We grabbed our trays and headed out past Rynne’s mother’s watchful eye. Once we were out, I nudged her. “She thinks that you’re going to law school?”

“Forensics and law are practically the same thing.”

“Yeah, one’s putting yourself at risk every day and the other is walking around in a business suit. You have to tell her.”

She sighed heavily. “I might change my mind. No sense in giving her an aneurism before it’s necessary. What happened last night?”

“I’ll tell you later,” I said, and headed towards table ten to fill the lunch group’s waters. Libby was next to them with her dog, the old bulldog sleeping under her chair while she frowned over a piece of paper filled with foreign languages.

“Can I take your order?” I asked, cocking my hip.

She looked up, surprised. “Really? You’re going to let me order?”
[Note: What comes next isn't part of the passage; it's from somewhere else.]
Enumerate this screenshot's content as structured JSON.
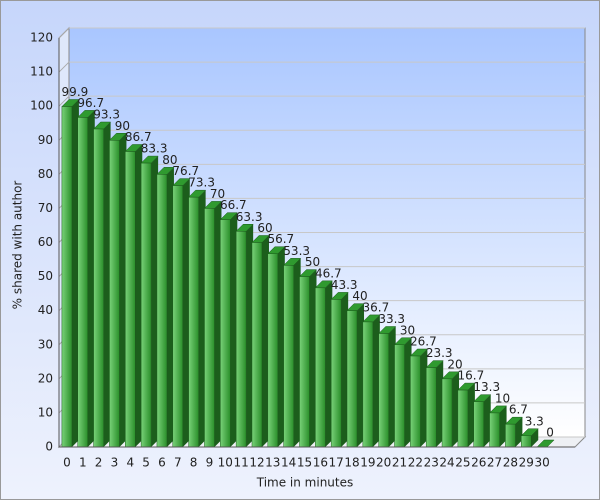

I smiled at her. Rynne’s mother was notoriously pushy about giving people the sushi they needed instead of wanted, but she wasn’t ever wrong. “I want to know how much you’re going to eat today, and if anyone else will be in your party. Also, do you know what the Sphinx’s Curse is in Song?”

She frowned at me. “How do you have time to get into trouble between work and school?”

I leaned against the table. “So, you do know what it is? A bar? A pawnshop?”

“I know that everything in Song is trouble. I’ll have to ask. Why do you want to know?”